Thursday, May 25, 2006

Iran Bad Cop Good Cop

NPR offered a mixed bag of Iran coverage this morning. Mike Shuster presented the usual vapid reporting on the Iran crisis in which the baseline is that uranium enrichment by Iran must be stopped and that whatever course the US/Europe chooses for this goal must be accepted by Iran. With this frame the main story is whether the US/Europe will be able to get China and Russia to come on board. I would recommend that NPR (and any curious citizens take a look at the Nuclear Nonproliferation Treaty. Of particular interest is

Article I

Each nuclear-weapon State Party to the Treaty undertakes not to transfer to any recipient whatsoever nuclear weapons or other nuclear explosive devices or control over such weapons or explosive devices directly, or indirectly; and not in any way to assist, encourage, or induce any non-nuclear-weapon State to manufacture or otherwise acquire nuclear weapons or other nuclear explosive devices, or control over such weapons or explosive devices.

which the US has clearly violated in its assitance with covering up Israel's Nuclear Weapons program


Article IV

Nothing in this Treaty shall be interpreted as affecting the inalienable right of all the Parties to the Treaty to develop research, production and use of nuclear energy for peaceful purposes without discrimination and in conformity with Articles I and II of this Treaty.

which sheds a different light on what Mike Shuster describes as Iran's inflexibility on giving up uranium enrichment.
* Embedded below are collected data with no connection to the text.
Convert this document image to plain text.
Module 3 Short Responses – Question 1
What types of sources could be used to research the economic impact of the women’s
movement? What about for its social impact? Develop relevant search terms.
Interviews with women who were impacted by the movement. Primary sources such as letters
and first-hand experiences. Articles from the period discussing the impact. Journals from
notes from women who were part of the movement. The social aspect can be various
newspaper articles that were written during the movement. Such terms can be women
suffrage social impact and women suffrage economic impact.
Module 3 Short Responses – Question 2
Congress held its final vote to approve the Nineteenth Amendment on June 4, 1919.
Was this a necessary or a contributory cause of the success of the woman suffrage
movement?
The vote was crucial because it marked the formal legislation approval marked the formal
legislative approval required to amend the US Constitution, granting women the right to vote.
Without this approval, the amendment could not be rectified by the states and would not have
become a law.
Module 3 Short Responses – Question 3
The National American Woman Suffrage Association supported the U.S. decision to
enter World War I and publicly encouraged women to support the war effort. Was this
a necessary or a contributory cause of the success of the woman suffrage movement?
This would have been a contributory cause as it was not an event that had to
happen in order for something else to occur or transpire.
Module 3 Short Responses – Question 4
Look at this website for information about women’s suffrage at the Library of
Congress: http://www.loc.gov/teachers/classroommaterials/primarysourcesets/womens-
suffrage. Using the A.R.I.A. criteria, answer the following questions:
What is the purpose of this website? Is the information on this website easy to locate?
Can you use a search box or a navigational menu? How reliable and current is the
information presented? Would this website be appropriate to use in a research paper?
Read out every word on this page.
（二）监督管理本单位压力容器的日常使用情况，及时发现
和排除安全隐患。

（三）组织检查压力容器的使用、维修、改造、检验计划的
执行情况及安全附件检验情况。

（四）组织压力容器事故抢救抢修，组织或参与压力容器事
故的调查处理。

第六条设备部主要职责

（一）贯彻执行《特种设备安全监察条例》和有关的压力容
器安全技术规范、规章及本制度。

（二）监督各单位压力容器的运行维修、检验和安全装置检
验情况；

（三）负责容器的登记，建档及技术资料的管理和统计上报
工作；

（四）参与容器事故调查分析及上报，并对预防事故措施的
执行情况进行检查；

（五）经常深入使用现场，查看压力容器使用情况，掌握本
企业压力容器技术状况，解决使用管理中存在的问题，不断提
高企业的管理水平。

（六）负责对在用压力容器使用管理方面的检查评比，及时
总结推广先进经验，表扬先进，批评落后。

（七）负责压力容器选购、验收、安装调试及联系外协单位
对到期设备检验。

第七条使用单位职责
On the positive side NPR's interviewed retired U.S. Ambassador John Limbert who was posted to Iran back in 1979. Limbert offered a rare dissent from the current war planning. He encouraged direct talks and sharply criticized the talk of military action against Iran. It is refreshing to hear from someone who actually knows Farsi and has had experience in Iran--and besides he's hardly a "leftist."

1 comment:

Anonymous said...

The problem with citing Article 1 in the NPT is that Israel never signed the treaty. They are not technically a "non-nuclear weapon state" because of that and the US isn't technically violating the treaty for the same reason. I agree the US has a double-standard, but it isn't violating the NPT.

As for Article IV, Iran has violated its NPT obligations in several ways. David Albright and Jacqueline Shire have published the details.